What audaciousness! What courage, in some ways; what
bravery; what audacity. But when he’s writing his memoirs and he’s thinking back
and he’s recording this — and God is in this and it becomes part of Holy
Scripture — do you notice how he puts it? “The king granted me what I asked,
for the good hand of my God was upon me.”

It was all of God. It was all of God. ‘I
could have been killed. It could have all been over in a moment, in a heartbeat.
And you know, it was fifty percent me and fifty percent God [as a good Arminian
would say]’. But Nehemiah says, no, it was all the hand of my God. God was in
it.

Some of you have found yourselves in incredibly
difficult circumstances, providences that are so intricate that it would take
you an hour or two to relate.

“God moves in a mysterious way,

His wonders to perform;

He plants His footsteps in the
sea,

And rides upon the storm.

Deep in unfathomable mines

Of never-failing skill,

He treasures up His bright
designs

And works His sovereign will.”

God was in it. You want to tell me what happened in your
life, and you say, ‘Look. At the end of the day — actually, at the beginning of
the day, in the middle of the day, and the end of the day — it was all God. God
did that. The Lord did it.’

Yes, Nehemiah was the one who spoke. Nehemiah was
the one who prayed. But you know, when he comes to write the story, “It was the
good hand of God that was upon me.” That’s how you live, my friends.
That’s
how you live. That’s how you go about facing this week: in the sure and absolute
certainty that no matter what circumstance you find yourselves in, God’s hand is
there. And in this instance, it was the “good hand of God.” And the providence
was good, and the providence was sweet; but sometimes the providence isn’t
good
, and sometimes the providence isn’t sweet. It works together for my
good, but the providence itself is bitter.
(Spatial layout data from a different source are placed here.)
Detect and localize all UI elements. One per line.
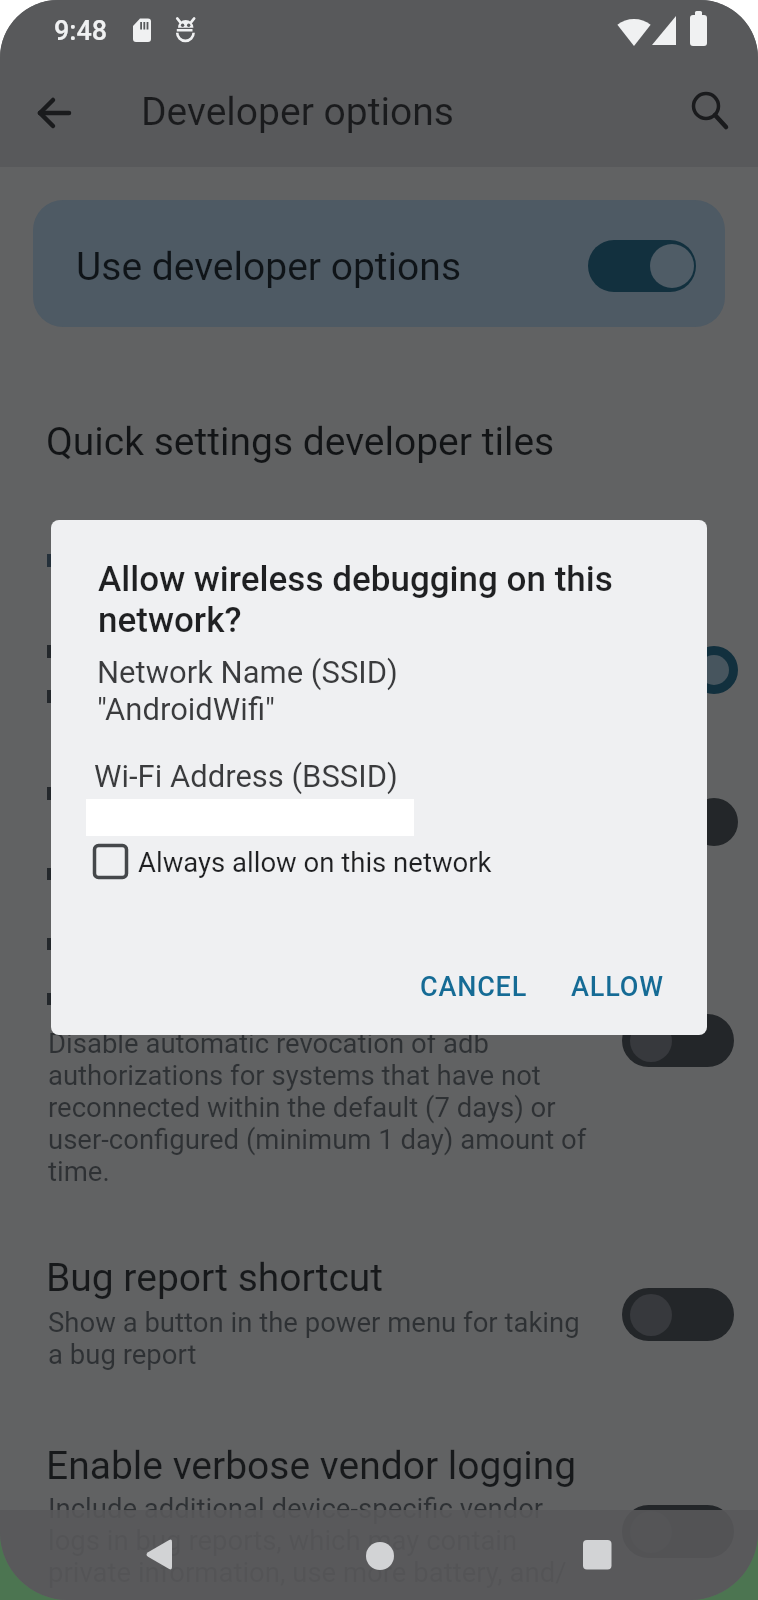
button[interactable]: Use developer options xyxy=(33,200,725,327)
staticText: Allow wireless debugging on this xyxy=(98,559,613,600)
staticText: logs in bug reports, which may contain xyxy=(48,1524,518,1556)
button[interactable] xyxy=(352,1528,408,1584)
staticText: authorizations for systems that have not xyxy=(48,1059,541,1091)
staticText: Disable automatic revocation of adb xyxy=(48,1027,489,1059)
staticText: network? xyxy=(98,600,242,641)
staticText: Include additional device-specific vendo… xyxy=(48,1492,544,1524)
staticText: a bug report xyxy=(48,1338,197,1370)
staticText: time. xyxy=(48,1155,110,1187)
button[interactable] xyxy=(622,1014,734,1067)
staticText: Developer options xyxy=(141,89,454,135)
staticText: Show a button in the power menu for taki… xyxy=(48,1306,580,1338)
button[interactable] xyxy=(685,85,733,133)
staticText: private information, use more battery, a… xyxy=(48,1556,567,1588)
staticText: Wi-Fi Address (BSSID) xyxy=(94,758,398,794)
staticText: ALLOW xyxy=(571,971,664,1003)
staticText: Quick settings developer tiles xyxy=(46,419,555,465)
button[interactable] xyxy=(622,1505,734,1558)
staticText: 9:48 xyxy=(54,15,108,47)
button[interactable] xyxy=(622,1288,734,1341)
staticText: "AndroidWifi" xyxy=(97,691,275,727)
button[interactable] xyxy=(140,1534,180,1576)
button[interactable] xyxy=(80,832,500,890)
staticText: Use developer options xyxy=(76,244,462,290)
staticText: Bug report shortcut xyxy=(46,1255,384,1301)
button[interactable] xyxy=(32,91,76,135)
button[interactable] xyxy=(405,950,540,1016)
staticText: CANCEL xyxy=(420,971,528,1003)
staticText: Always allow on this network xyxy=(138,846,492,878)
button[interactable] xyxy=(568,1524,624,1580)
staticText: Enable verbose vendor logging xyxy=(46,1443,577,1489)
button[interactable] xyxy=(556,950,676,1016)
staticText: Network Name (SSID) xyxy=(97,654,398,690)
staticText: user-configured (minimum 1 day) amount o… xyxy=(48,1123,587,1155)
staticText: reconnected within the default (7 days) … xyxy=(48,1091,556,1123)
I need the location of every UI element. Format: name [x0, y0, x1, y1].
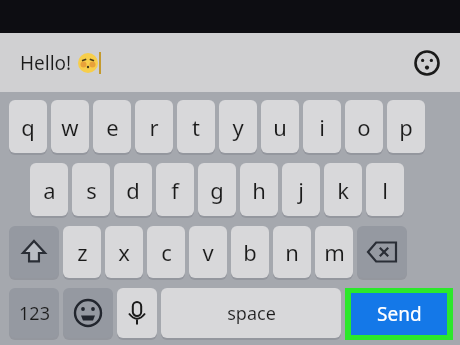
- staticText: w: [61, 112, 79, 142]
- button[interactable]: 123: [9, 288, 59, 340]
- button[interactable]: Voice input: [117, 288, 157, 340]
- button[interactable]: a: [30, 163, 68, 218]
- button[interactable]: s: [72, 163, 110, 218]
- button[interactable]: n: [273, 226, 311, 280]
- staticText: Send: [377, 301, 422, 327]
- button[interactable]: d: [114, 163, 152, 218]
- staticText: y: [232, 112, 244, 142]
- button[interactable]: x: [105, 226, 143, 280]
- staticText: q: [21, 112, 35, 142]
- staticText: v: [202, 237, 214, 267]
- staticText: i: [319, 112, 325, 142]
- staticText: u: [273, 112, 287, 142]
- button[interactable]: t: [177, 100, 215, 155]
- staticText: h: [252, 175, 266, 205]
- button[interactable]: Hello!: [20, 50, 101, 76]
- button[interactable]: b: [231, 226, 269, 280]
- button[interactable]: q: [9, 100, 47, 155]
- button[interactable]: f: [156, 163, 194, 218]
- staticText: b: [243, 237, 257, 267]
- staticText: s: [86, 175, 97, 205]
- staticText: t: [192, 112, 200, 142]
- staticText: d: [126, 175, 140, 205]
- staticText: f: [171, 175, 179, 205]
- staticText: m: [324, 237, 345, 267]
- button[interactable]: h: [240, 163, 278, 218]
- button[interactable]: e: [93, 100, 131, 155]
- staticText: r: [149, 112, 159, 142]
- button[interactable]: g: [198, 163, 236, 218]
- button[interactable]: r: [135, 100, 173, 155]
- staticText: Hello!: [20, 50, 72, 76]
- staticText: j: [298, 175, 304, 205]
- button[interactable]: space: [161, 288, 341, 340]
- button[interactable]: Emoji keyboard: [63, 288, 113, 340]
- button[interactable]: o: [345, 100, 383, 155]
- button[interactable]: j: [282, 163, 320, 218]
- button[interactable]: p: [387, 100, 425, 155]
- button[interactable]: Send: [345, 288, 453, 340]
- staticText: c: [161, 237, 172, 267]
- staticText: o: [357, 112, 371, 142]
- button[interactable]: y: [219, 100, 257, 155]
- button[interactable]: Emoji: [410, 46, 444, 80]
- button[interactable]: c: [147, 226, 185, 280]
- button[interactable]: Backspace: [357, 226, 407, 280]
- staticText: e: [106, 112, 119, 142]
- button[interactable]: u: [261, 100, 299, 155]
- staticText: l: [382, 175, 388, 205]
- staticText: p: [399, 112, 413, 142]
- button[interactable]: i: [303, 100, 341, 155]
- staticText: g: [210, 175, 224, 205]
- staticText: 123: [19, 301, 50, 326]
- button[interactable]: v: [189, 226, 227, 280]
- button[interactable]: z: [63, 226, 101, 280]
- staticText: z: [77, 237, 88, 267]
- button[interactable]: k: [324, 163, 362, 218]
- button[interactable]: m: [315, 226, 353, 280]
- staticText: n: [285, 237, 299, 267]
- button[interactable]: l: [366, 163, 404, 218]
- button[interactable]: Shift: [9, 226, 59, 280]
- staticText: x: [118, 237, 130, 267]
- staticText: k: [337, 175, 349, 205]
- staticText: space: [227, 301, 276, 326]
- button[interactable]: w: [51, 100, 89, 155]
- staticText: a: [43, 175, 56, 205]
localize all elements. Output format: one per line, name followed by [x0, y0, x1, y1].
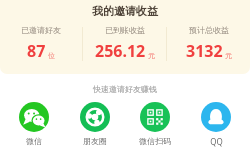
button[interactable]: QQ	[187, 102, 245, 147]
staticText: 我的邀请收益	[92, 4, 158, 18]
staticText: 预计总收益	[189, 25, 229, 35]
button[interactable]: 朋友圈	[66, 102, 124, 146]
staticText: 87	[27, 40, 46, 62]
staticText: 3132	[186, 40, 223, 62]
staticText: QQ	[210, 136, 223, 147]
button[interactable]: 微信	[5, 102, 63, 146]
staticText: 元	[225, 51, 232, 60]
staticText: 快速邀请好友赚钱	[93, 84, 157, 94]
staticText: 已邀请好友	[21, 25, 61, 35]
staticText: 256.12	[95, 40, 146, 62]
staticText: 朋友圈	[83, 136, 107, 146]
button[interactable]: 微信扫码	[126, 102, 184, 146]
staticText: 位	[48, 51, 55, 60]
staticText: 元	[148, 51, 155, 60]
staticText: 已到账收益	[105, 25, 145, 35]
staticText: 微信	[26, 136, 42, 146]
staticText: 微信扫码	[139, 136, 171, 146]
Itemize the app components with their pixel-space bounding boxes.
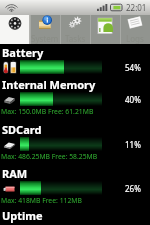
- staticText: Internal Memory: [2, 77, 96, 92]
- button[interactable]: Tasks: [60, 15, 90, 44]
- staticText: Uptime: [2, 208, 43, 223]
- staticText: Max: 486.25MB Free: 58.25MB: [1, 152, 98, 161]
- button[interactable]: System: [30, 15, 60, 44]
- staticText: 54%: [125, 62, 141, 73]
- staticText: 11%: [125, 139, 141, 150]
- button[interactable]: Apps: [90, 15, 120, 44]
- staticText: 22:01: [126, 2, 147, 13]
- staticText: RAM: [2, 166, 28, 181]
- button[interactable]: Dashboard: [0, 15, 30, 44]
- staticText: Max: 418MB Free: 112MB: [1, 196, 82, 205]
- button[interactable]: Logs: [120, 15, 150, 44]
- staticText: 26%: [125, 183, 141, 194]
- staticText: SDCard: [2, 122, 42, 137]
- staticText: Battery: [2, 45, 44, 60]
- staticText: Max: 150.0MB Free: 61.21MB: [1, 107, 94, 116]
- staticText: 40%: [125, 94, 141, 105]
But still it is from my Lord. Still it is from my
blessed Jesus
. And teach me…teach me the perspective that Nehemiah has to
see everything in the light of the absolute sovereignty of my Lord who loves me
and cares for me.

He was a Shorter Catechism man:

“What is the chief end of man? To glorify God
and enjoy Him forever.”

And Nehemiah does both. He’ll talk about joy — we’ll come
to that in a few weeks. But he was careful to give God all the glory.

Do you know, my friends? If you don’t do that it
turns you into the equivalent of a wrinkled prune. If you’re not careful to give
God all the glory, it turns you in upon yourself and you become something that
isn’t attractive and isn’t pleasant.

Let’s pray together.

Father, we thank You now for the Scriptures, and
thank You for this man Nehemiah, but we want to thank You. We want to thank You
for every evidence in our own lives of Your mighty hand at work weaving,
planning, contributing, preventing, bringing to pass Your perfect will. Help us
to be such Christians as give You all the glory, for Jesus’ sake. Amen.

Please stand. Receive the Lord’s benediction.

Grace, mercy, and peace from God our Father and
the Lord Jesus Christ be with you all. Amen.

+++++++++++++++++++++++++++++++++++++++++

1. Thomas Brooks. The Secret Key of Heaven. “Those
that would be masters of their requests, must, like the importunate widow, press
God so far as to put him to an holy blush, as I may say with reverence: they
must with an holy impudence, as Basil speaks, make God ashamed to look them in
the face, if he should deny the importunity of their souls.”